School in the new normal


Leila T

The sun sets over Amador Valley High School with no students in sight. Students continue virtual learning, leaving Amador empty.

Leila Touati, Page Editor

In the past few months, Amador students and teachers alike have made the change to virtual learning and teaching through electronic devices, and the change was challenging. But with summer vacation approaching quickly, will we continue this “new normal” of virtual learning through the fall as well?

The Amador teachers are hopeful to see their students in the fall, but respect the possible safety concerns that can cause students to stay home.

“I think and hope that we will get to go back to school in the fall. I selfishly wish we could go back full time, but I think we will end up having school part time in person and part time online. The tough part about that is it creates a lot more work for the teachers and most of the tests would fall on those days that we can see you. The plus side is that we get the interaction that we all need, and I can form the priceless connections with my students that I live for,” said Marisa Mejasich, an Algebra I and Geometry teacher.

Phased opening of Amador can offer a small way for students and teachers alike to slowly return to their usual routines while keeping themselves and others safe.

“I don’t think we will go back to school but if we do decide to open school and allow students to go there I don’t think that all the students would be allowed to go out once they probably have some sort of on-and-off situation where a certain number of students go on campus one day and then don’t go for the rest of the week or some variation of that,” said Dhruvi Mehta (‘22). 

Online learning was a big adjustment to all students at Amador, and students are lucky to have teachers who are willing to go the extra mile for their students. 

I’ve kind of gotten used to teaching virtually. I have my daily routine, I tried to make the daily agenda as close to what it was when we were in school as possible. But I can’t seem to adjust to not seeing my kids everyday,” said Mejasich.

Students who are committed to extracurriculars such as clubs or sports, are hoping to return to school to continue their passion, but understand the importance of staying home.

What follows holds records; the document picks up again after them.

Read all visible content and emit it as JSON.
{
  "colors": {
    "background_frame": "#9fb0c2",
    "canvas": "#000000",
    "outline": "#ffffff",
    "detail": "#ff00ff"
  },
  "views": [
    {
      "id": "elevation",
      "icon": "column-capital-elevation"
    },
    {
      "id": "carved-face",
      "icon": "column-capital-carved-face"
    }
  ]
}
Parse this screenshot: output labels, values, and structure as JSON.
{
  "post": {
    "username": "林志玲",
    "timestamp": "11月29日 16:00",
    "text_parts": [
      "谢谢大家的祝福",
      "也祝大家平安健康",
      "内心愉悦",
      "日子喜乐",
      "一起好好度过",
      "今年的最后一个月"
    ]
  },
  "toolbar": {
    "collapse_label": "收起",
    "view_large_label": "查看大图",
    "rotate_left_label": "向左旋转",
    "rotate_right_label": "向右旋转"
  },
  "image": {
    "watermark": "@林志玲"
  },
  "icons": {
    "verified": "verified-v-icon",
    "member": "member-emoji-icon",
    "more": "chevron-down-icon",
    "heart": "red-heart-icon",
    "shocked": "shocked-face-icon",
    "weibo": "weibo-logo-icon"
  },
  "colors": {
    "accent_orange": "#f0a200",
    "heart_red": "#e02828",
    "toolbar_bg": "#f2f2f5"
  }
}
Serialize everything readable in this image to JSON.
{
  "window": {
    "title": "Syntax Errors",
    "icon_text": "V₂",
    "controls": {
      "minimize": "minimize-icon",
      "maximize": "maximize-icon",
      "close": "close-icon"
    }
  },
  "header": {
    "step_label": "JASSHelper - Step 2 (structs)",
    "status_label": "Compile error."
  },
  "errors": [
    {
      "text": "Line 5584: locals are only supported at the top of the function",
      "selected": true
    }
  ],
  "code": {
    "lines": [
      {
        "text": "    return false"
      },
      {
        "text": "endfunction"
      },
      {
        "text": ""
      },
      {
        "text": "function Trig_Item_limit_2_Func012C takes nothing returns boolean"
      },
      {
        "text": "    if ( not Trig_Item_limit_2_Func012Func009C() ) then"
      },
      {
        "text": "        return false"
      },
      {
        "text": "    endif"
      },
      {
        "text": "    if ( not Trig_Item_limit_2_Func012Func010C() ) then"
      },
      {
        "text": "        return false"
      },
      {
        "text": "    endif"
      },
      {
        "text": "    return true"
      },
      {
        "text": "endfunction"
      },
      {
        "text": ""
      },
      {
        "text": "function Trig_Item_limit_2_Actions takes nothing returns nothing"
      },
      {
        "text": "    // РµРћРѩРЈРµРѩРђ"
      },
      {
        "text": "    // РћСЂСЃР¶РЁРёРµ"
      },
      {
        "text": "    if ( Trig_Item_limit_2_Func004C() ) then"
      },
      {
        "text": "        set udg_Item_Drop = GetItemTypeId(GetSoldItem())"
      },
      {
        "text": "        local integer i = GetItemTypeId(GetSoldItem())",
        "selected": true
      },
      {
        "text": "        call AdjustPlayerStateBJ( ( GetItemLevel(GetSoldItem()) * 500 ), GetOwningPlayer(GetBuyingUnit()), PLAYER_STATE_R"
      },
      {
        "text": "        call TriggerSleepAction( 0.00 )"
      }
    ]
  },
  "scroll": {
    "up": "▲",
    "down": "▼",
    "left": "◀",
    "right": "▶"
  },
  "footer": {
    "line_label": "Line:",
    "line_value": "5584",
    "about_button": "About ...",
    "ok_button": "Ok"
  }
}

“My extracurriculars may be affected by the virus, and I’ve learned to be okay with that because it is affecting all of us. I believe it’s important to understand that we may be missing out on stuff, but we have to be thankful that we are in good health and live in a safe community during this time. I probably will miss out on a lot of my extracurriculars because of the virus, though I know that COVID-19 could bring many other opportunities to all of us as well,” said Chloé Peissner (‘22).

The “new normal” for students and teachers is staying flexible to any changes that may occur next school year.